Personal information
- Full name: Vanderson Válter de Almeida
- Date of birth: 15 January 1978 (age 47)
- Place of birth: Cuiabá, Brazil
- Height: 1.83 m (6 ft 0 in)
- Position(s): Midfielder

Senior career*
- Years: Team / Apps / (Gls)
- 1998: Internacional
- 1999: Pelotas
- 2000: Guarani
- 2000: Santa Cruz / 14 / (1)
- 2001: Criciúma
- 2002: Grêmio Inhumense
- 2002–2004: Rio Ave / 53 / (4)
- 2004–2011: Braga / 158 / (8)
- 2011: Sharjah / 6 / (0)
- 2012: Paraná / 11 / (0)
- 2013: Santo Ângelo
- 2013: Cuiabá / 15 / (0)
- 2014: Grêmio Anápolis / 9 / (0)

= Vandinho (footballer, born 1978) =

Brazilian footballer

Vanderson Válter de Almeida (born 15 January 1978), known as Vandinho, is a Brazilian former footballer who played as a central midfielder.
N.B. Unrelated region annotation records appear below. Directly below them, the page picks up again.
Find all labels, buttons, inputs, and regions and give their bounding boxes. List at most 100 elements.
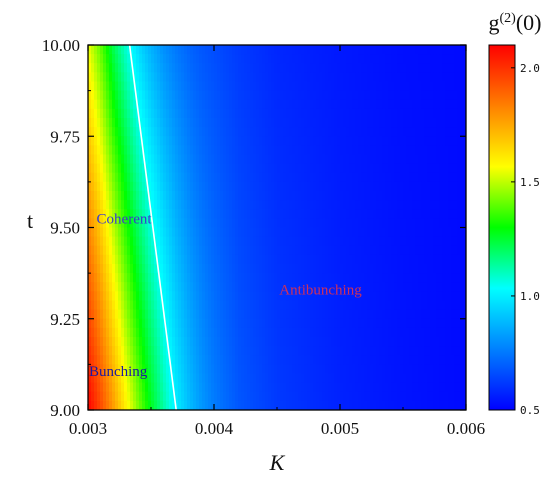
heatmap-cell bbox=[211, 318, 215, 329]
heatmap-cell bbox=[241, 300, 245, 311]
heatmap-cell bbox=[202, 209, 206, 219]
heatmap-cell bbox=[238, 209, 242, 219]
heatmap-cell bbox=[421, 54, 425, 64]
heatmap-cell bbox=[262, 291, 266, 302]
heatmap-cell bbox=[394, 245, 398, 256]
heatmap-cell bbox=[145, 181, 149, 192]
heatmap-cell bbox=[379, 54, 383, 64]
heatmap-cell bbox=[139, 227, 143, 238]
heatmap-cell bbox=[196, 90, 200, 101]
heatmap-cell bbox=[211, 172, 215, 183]
heatmap-cell bbox=[442, 99, 446, 110]
heatmap-cell bbox=[133, 118, 137, 128]
heatmap-cell bbox=[400, 318, 404, 329]
heatmap-cell bbox=[208, 90, 212, 101]
heatmap-cell bbox=[184, 400, 188, 410]
heatmap-cell bbox=[94, 154, 98, 165]
heatmap-cell bbox=[244, 63, 248, 73]
heatmap-cell bbox=[181, 309, 185, 320]
heatmap-cell bbox=[361, 145, 365, 156]
heatmap-cell bbox=[247, 400, 251, 410]
heatmap-cell bbox=[139, 291, 143, 302]
heatmap-cell bbox=[205, 81, 209, 92]
heatmap-cell bbox=[214, 245, 218, 256]
heatmap-cell bbox=[448, 136, 452, 146]
heatmap-cell bbox=[298, 273, 302, 283]
heatmap-cell bbox=[418, 45, 422, 55]
heatmap-cell bbox=[247, 300, 251, 311]
heatmap-cell bbox=[382, 154, 386, 165]
heatmap-cell bbox=[289, 282, 293, 292]
heatmap-cell bbox=[415, 108, 419, 119]
heatmap-cell bbox=[97, 382, 101, 393]
heatmap-cell bbox=[313, 99, 317, 110]
heatmap-cell bbox=[298, 54, 302, 64]
heatmap-cell bbox=[367, 172, 371, 183]
heatmap-cell bbox=[379, 118, 383, 128]
heatmap-cell bbox=[325, 136, 329, 146]
heatmap-cell bbox=[379, 154, 383, 165]
heatmap-cell bbox=[112, 218, 116, 229]
heatmap-cell bbox=[442, 382, 446, 393]
heatmap-cell bbox=[154, 382, 158, 393]
heatmap-cell bbox=[289, 264, 293, 274]
heatmap-cell bbox=[232, 218, 236, 229]
heatmap-cell bbox=[319, 373, 323, 384]
heatmap-cell bbox=[439, 81, 443, 92]
heatmap-cell bbox=[136, 309, 140, 320]
heatmap-cell bbox=[160, 200, 164, 210]
heatmap-cell bbox=[421, 181, 425, 192]
heatmap-cell bbox=[325, 373, 329, 384]
heatmap-cell bbox=[211, 181, 215, 192]
heatmap-cell bbox=[94, 254, 98, 265]
heatmap-cell bbox=[106, 337, 110, 347]
heatmap-cell bbox=[364, 300, 368, 311]
heatmap-cell bbox=[391, 45, 395, 55]
heatmap-cell bbox=[385, 346, 389, 356]
heatmap-cell bbox=[433, 382, 437, 393]
heatmap-cell bbox=[460, 327, 464, 338]
heatmap-cell bbox=[310, 300, 314, 311]
heatmap-cell bbox=[196, 300, 200, 311]
heatmap-cell bbox=[184, 172, 188, 183]
heatmap-cell bbox=[130, 327, 134, 338]
heatmap-cell bbox=[451, 154, 455, 165]
heatmap-cell bbox=[430, 209, 434, 219]
heatmap-cell bbox=[91, 72, 95, 83]
heatmap-cell bbox=[319, 90, 323, 101]
heatmap-cell bbox=[448, 200, 452, 210]
heatmap-cell bbox=[229, 191, 233, 201]
heatmap-cell bbox=[277, 373, 281, 384]
heatmap-cell bbox=[373, 163, 377, 174]
heatmap-cell bbox=[448, 191, 452, 201]
heatmap-cell bbox=[403, 209, 407, 219]
heatmap-cell bbox=[205, 209, 209, 219]
heatmap-cell bbox=[334, 72, 338, 83]
heatmap-cell bbox=[343, 282, 347, 292]
heatmap-cell bbox=[457, 127, 461, 137]
heatmap-cell bbox=[433, 191, 437, 201]
heatmap-cell bbox=[271, 181, 275, 192]
heatmap-cell bbox=[220, 327, 224, 338]
heatmap-cell bbox=[256, 191, 260, 201]
heatmap-cell bbox=[295, 154, 299, 165]
heatmap-cell bbox=[325, 218, 329, 229]
heatmap-cell bbox=[286, 373, 290, 384]
heatmap-cell bbox=[304, 81, 308, 92]
heatmap-cell bbox=[175, 264, 179, 274]
heatmap-cell bbox=[304, 236, 308, 247]
heatmap-cell bbox=[457, 108, 461, 119]
heatmap-cell bbox=[400, 273, 404, 283]
heatmap-cell bbox=[367, 346, 371, 356]
heatmap-cell bbox=[121, 136, 125, 146]
heatmap-cell bbox=[355, 172, 359, 183]
heatmap-cell bbox=[178, 282, 182, 292]
heatmap-cell bbox=[331, 318, 335, 329]
heatmap-cell bbox=[157, 346, 161, 356]
heatmap-cell bbox=[295, 99, 299, 110]
heatmap-cell bbox=[238, 309, 242, 320]
heatmap-cell bbox=[418, 72, 422, 83]
heatmap-cell bbox=[94, 136, 98, 146]
heatmap-cell bbox=[343, 373, 347, 384]
heatmap-cell bbox=[148, 337, 152, 347]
He spent most of his professional career in Portugal, amassing Primeira Liga totals of 182 matches and nine goals over eight seasons.

==Club career==
Vandinho was born in Cuiabá, Mato Grosso. After an unsuccessful spell at Sport Club Internacional, he played mainly with modest clubs in his country: Grêmio Esportivo Brasil, Guarani Futebol Clube, Santa Cruz Futebol Clube, Criciúma Esporte Clube and Grêmio Esportivo Inhumense, moving in 2002–03 to Portugal with Rio Ave F.C. and helping the Vila do Conde team return to the Primeira Liga in his first season.

For the 2004–05 campaign, Vandinho joined S.C. Braga, being an ever-present midfield unit as the Minho side achieved two consecutive fourth-league places from 2005 to 2007. During his second year he contributed 31 matches and three goals, including in both fixtures against former team Rio Ave (2–1 away, 5–0 at home).
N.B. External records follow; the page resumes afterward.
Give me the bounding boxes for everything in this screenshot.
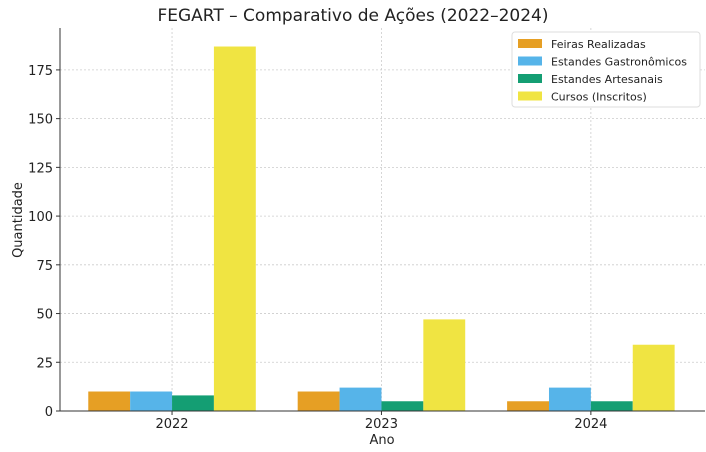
bar-cursos-inscritos--2022 [213, 46, 256, 411]
y-tick-label: 50 [36, 308, 53, 323]
chart-title: FEGART – Comparativo de Ações (2022–2024… [157, 6, 548, 26]
y-axis-label: Quantidade [11, 182, 26, 258]
bar-estandes-artesanais-2024 [590, 401, 633, 411]
legend-label: Feiras Realizadas [551, 38, 646, 51]
y-tick-label: 150 [28, 113, 53, 128]
x-tick-label: 2022 [155, 417, 188, 432]
y-tick-label: 100 [28, 210, 53, 225]
bar-feiras-realizadas-2022 [88, 391, 131, 411]
bar-estandes-artesanais-2023 [381, 401, 424, 411]
bar-feiras-realizadas-2024 [507, 401, 549, 411]
legend-box [511, 31, 701, 108]
bar-feiras-realizadas-2023 [297, 391, 340, 411]
y-tick-label: 175 [28, 64, 53, 79]
y-tick-label: 75 [36, 259, 53, 274]
bar-estandes-gastron-micos-2022 [130, 391, 173, 411]
bar-cursos-inscritos--2023 [423, 319, 466, 411]
bar-estandes-gastron-micos-2024 [548, 387, 591, 411]
legend-label: Estandes Gastronômicos [551, 56, 687, 69]
legend-swatch [518, 74, 542, 83]
y-tick-label: 0 [45, 405, 53, 420]
x-axis-label: Ano [369, 433, 394, 448]
y-tick-label: 25 [36, 356, 53, 371]
bar-cursos-inscritos--2024 [632, 344, 675, 411]
legend-label: Estandes Artesanais [551, 73, 663, 86]
bar-estandes-artesanais-2022 [172, 395, 214, 411]
x-tick-label: 2024 [574, 417, 607, 432]
legend-swatch [518, 39, 542, 48]
bar-estandes-gastron-micos-2023 [339, 387, 382, 411]
legend-swatch [518, 56, 542, 66]
y-tick-label: 125 [28, 161, 53, 176]
legend-label: Cursos (Inscritos) [551, 91, 647, 104]
legend-swatch [518, 91, 542, 101]
x-tick-label: 2023 [365, 417, 398, 432]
In February 2010, as he continued to be first choice and Braga led the league, Vandinho received a three-month ban for his actions in a scuffle during a 2–0 home win over S.L. Benfica late in the previous year. That effectively ended his season, as they were eventually surpassed in the table by the opponents in that game.

Vandinho helped Braga reach the final of the UEFA Europa League in 2010–11, scoring through a header in the semi-finals' first leg, a 2–1 away loss against Benfica (2–2 aggregate victory). In late August 2011, after nearly one full decade in the same country, the 33-year-old joined Sharjah FC in the United Arab Emirates, for an undisclosed fee.